I recently came across the view that Christianity hinders our social progress. I would suggest that history demonstrates that the opposite is the case. Christians have long been at the forefront of social progress in Britain. Let me explain …
By 1850 rural Britain had been transformed in the workshop of the world, but at the heart of many cities terrible slums grew up along with the corresponding poverty. Many Christians contributed to bettering the lives of their fellow man, with some of the more notable being:
- William and Catherine Booth founded the Salvation Army, sharing the Christian message and providing food, clothing, shelter and employment training
- Alcohol blighted many families and the Temperance Movement opened coffee houses and alcohol free centres for workmen and their families
- Lord Shaftsbury guided bills through Parliament to reduce working hours and protect women and children in the workplace
- Thomas and Syrie Barnado opened up children’s homes in London and specialised in caring for those with disabilities
- William Wilberforce campaigned hard to outlaw slavery in the UK
- Elisabeth Fry transformed conditions in Newgate prison
- George Muller who at the end of his life, was running five orphanages for over 2000 children on prayer and faith alone – he and his staff never asked for money
In fact, nearly three-quarters of all charity organisations in the late nineteenth century were run by evangelical Christians.
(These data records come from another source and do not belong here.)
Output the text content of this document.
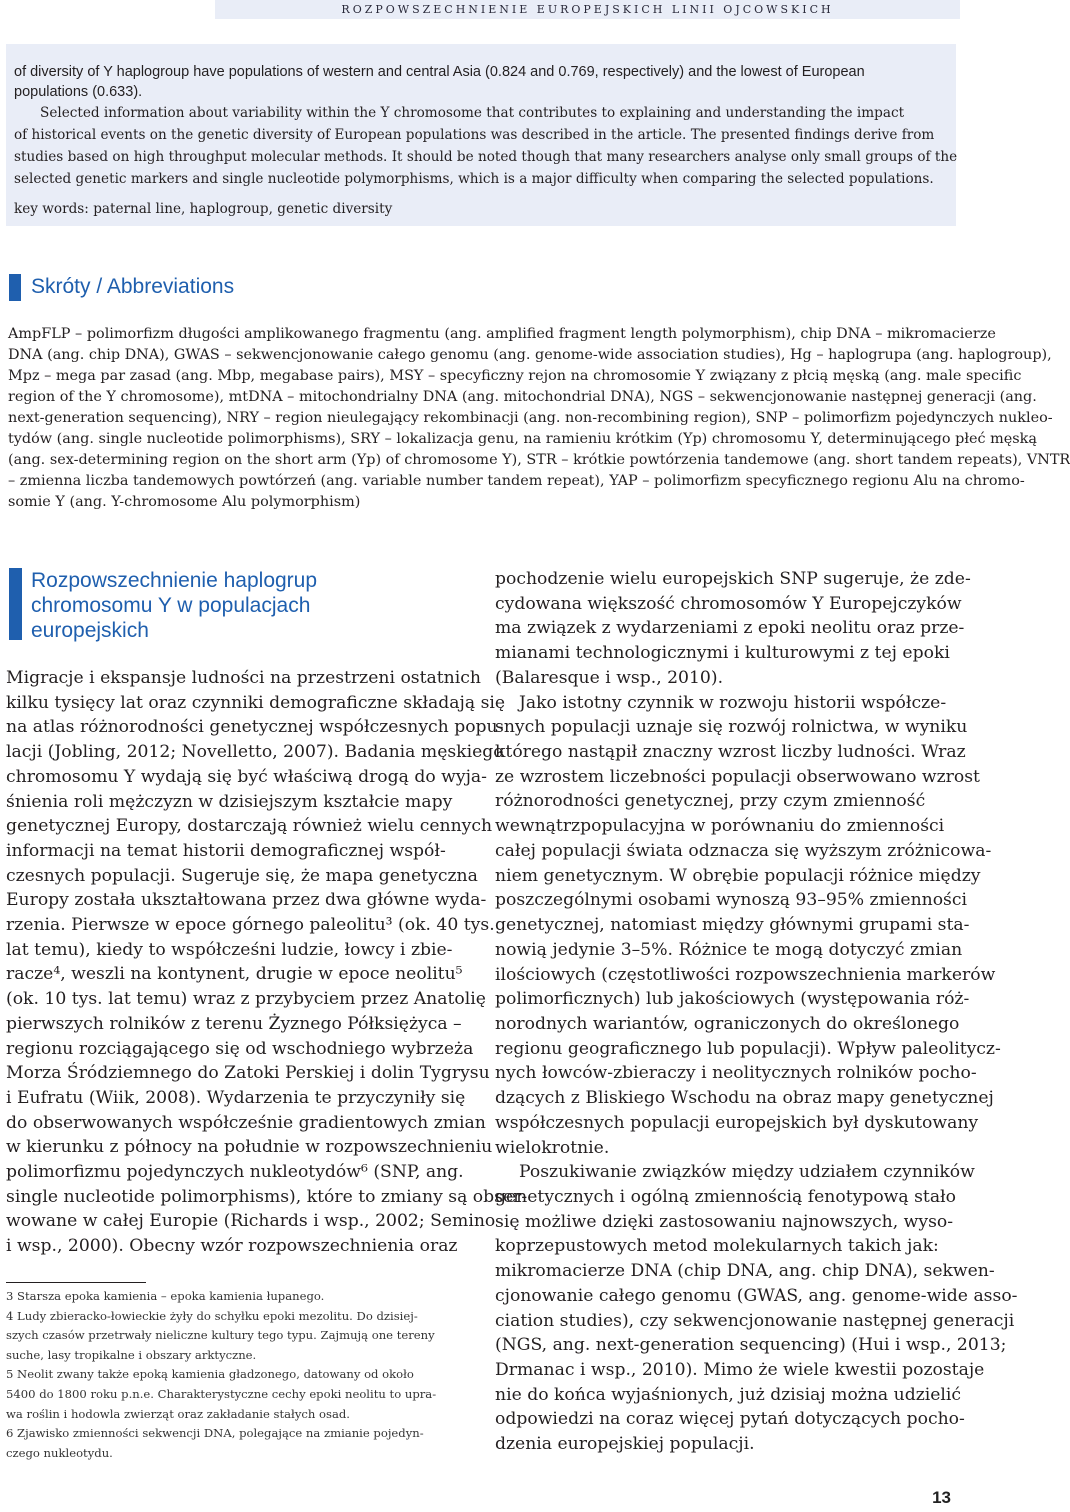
ROZPOWSZECHNIENIE EUROPEJSKICH LINII OJCOWSKICH
of diversity of Y haplogroup have populations of western and central Asia (0.824 and 0.769, respectively) and the lowest of European
populations (0.633).
Selected information about variability within the Y chromosome that contributes to explaining and understanding the impact
of historical events on the genetic diversity of European populations was described in the article. The presented findings derive from
studies based on high throughput molecular methods. It should be noted though that many researchers analyse only small groups of the
selected genetic markers and single nucleotide polymorphisms, which is a major difficulty when comparing the selected populations.
key words: paternal line, haplogroup, genetic diversity
Skróty / Abbreviations
AmpFLP – polimorfizm długości amplikowanego fragmentu (ang. amplified fragment length polymorphism), chip DNA – mikromacierze
DNA (ang. chip DNA), GWAS – sekwencjonowanie całego genomu (ang. genome-wide association studies), Hg – haplogrupa (ang. haplogroup),
Mpz – mega par zasad (ang. Mbp, megabase pairs), MSY – specyficzny rejon na chromosomie Y związany z płcią męską (ang. male specific
region of the Y chromosome), mtDNA – mitochondrialny DNA (ang. mitochondrial DNA), NGS – sekwencjonowanie następnej generacji (ang.
next-generation sequencing), NRY – region nieulegający rekombinacji (ang. non-recombining region), SNP – polimorfizm pojedynczych nukleo-
tydów (ang. single nucleotide polimorphisms), SRY – lokalizacja genu, na ramieniu krótkim (Yp) chromosomu Y, determinującego płeć męską
(ang. sex-determining region on the short arm (Yp) of chromosome Y), STR – krótkie powtórzenia tandemowe (ang. short tandem repeats), VNTR
– zmienna liczba tandemowych powtórzeń (ang. variable number tandem repeat), YAP – polimorfizm specyficznego regionu Alu na chromo-
somie Y (ang. Y-chromosome Alu polymorphism)
Rozpowszechnienie haplogrup
chromosomu Y w populacjach
europejskich
Migracje i ekspansje ludności na przestrzeni ostatnich
kilku tysięcy lat oraz czynniki demograficzne składają się
na atlas różnorodności genetycznej współczesnych popu-
lacji (Jobling, 2012; Novelletto, 2007). Badania męskiego
chromosomu Y wydają się być właściwą drogą do wyja-
śnienia roli mężczyzn w dzisiejszym kształcie mapy
genetycznej Europy, dostarczają również wielu cennych
informacji na temat historii demograficznej współ-
czesnych populacji. Sugeruje się, że mapa genetyczna
Europy została ukształtowana przez dwa główne wyda-
rzenia. Pierwsze w epoce górnego paleolitu³ (ok. 40 tys.
lat temu), kiedy to współcześni ludzie, łowcy i zbie-
racze⁴, weszli na kontynent, drugie w epoce neolitu⁵
(ok. 10 tys. lat temu) wraz z przybyciem przez Anatolię
pierwszych rolników z terenu Żyznego Półksiężyca –
regionu rozciągającego się od wschodniego wybrzeża
Morza Śródziemnego do Zatoki Perskiej i dolin Tygrysu
i Eufratu (Wiik, 2008). Wydarzenia te przyczyniły się
do obserwowanych współcześnie gradientowych zmian
w kierunku z północy na południe w rozpowszechnieniu
polimorfizmu pojedynczych nukleotydów⁶ (SNP, ang.
single nucleotide polimorphisms), które to zmiany są obser-
wowane w całej Europie (Richards i wsp., 2002; Semino
i wsp., 2000). Obecny wzór rozpowszechnienia oraz
3 Starsza epoka kamienia – epoka kamienia łupanego.
4 Ludy zbieracko-łowieckie żyły do schyłku epoki mezolitu. Do dzisiej-
szych czasów przetrwały nieliczne kultury tego typu. Zajmują one tereny
suche, lasy tropikalne i obszary arktyczne.
5 Neolit zwany także epoką kamienia gładzonego, datowany od około
5400 do 1800 roku p.n.e. Charakterystyczne cechy epoki neolitu to upra-
wa roślin i hodowla zwierząt oraz zakładanie stałych osad.
6 Zjawisko zmienności sekwencji DNA, polegające na zmianie pojedyn-
czego nukleotydu.
pochodzenie wielu europejskich SNP sugeruje, że zde-
cydowana większość chromosomów Y Europejczyków
ma związek z wydarzeniami z epoki neolitu oraz prze-
mianami technologicznymi i kulturowymi z tej epoki
(Balaresque i wsp., 2010).
Jako istotny czynnik w rozwoju historii współcze-
snych populacji uznaje się rozwój rolnictwa, w wyniku
którego nastąpił znaczny wzrost liczby ludności. Wraz
ze wzrostem liczebności populacji obserwowano wzrost
różnorodności genetycznej, przy czym zmienność
wewnątrzpopulacyjna w porównaniu do zmienności
całej populacji świata odznacza się wyższym zróżnicowa-
niem genetycznym. W obrębie populacji różnice między
poszczególnymi osobami wynoszą 93–95% zmienności
genetycznej, natomiast między głównymi grupami sta-
nowią jedynie 3–5%. Różnice te mogą dotyczyć zmian
ilościowych (częstotliwości rozpowszechnienia markerów
polimorficznych) lub jakościowych (występowania róż-
norodnych wariantów, ograniczonych do określonego
regionu geograficznego lub populacji). Wpływ paleolitycz-
nych łowców-zbieraczy i neolitycznych rolników pocho-
dzących z Bliskiego Wschodu na obraz mapy genetycznej
współczesnych populacji europejskich był dyskutowany
wielokrotnie.
Poszukiwanie związków między udziałem czynników
genetycznych i ogólną zmiennością fenotypową stało
się możliwe dzięki zastosowaniu najnowszych, wyso-
koprzepustowych metod molekularnych takich jak:
mikromacierze DNA (chip DNA, ang. chip DNA), sekwen-
cjonowanie całego genomu (GWAS, ang. genome-wide asso-
ciation studies), czy sekwencjonowanie następnej generacji
(NGS, ang. next-generation sequencing) (Hui i wsp., 2013;
Drmanac i wsp., 2010). Mimo że wiele kwestii pozostaje
nie do końca wyjaśnionych, już dzisiaj można udzielić
odpowiedzi na coraz więcej pytań dotyczących pocho-
dzenia europejskiej populacji.
13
What drove these people on? The Bible clearly teaches that humanity is made in the image of God. As such every human being has dignity and value because we have our creator’s mark – we are given to love, have a sense of justice, appreciate art and beauty and have the ability to show compassion. The common view in society is that the rich, famous, powerful or successful are the important people. The Bible teaches us that everyone is important as we are all made in the image of God.
We are not overgrown animals that have somehow managed to get the edge on other species – as evolution would teach. Would the above people have worked as hard for the poor and downtrodden if their view of man was based on survival of the fittest? I doubt it very much.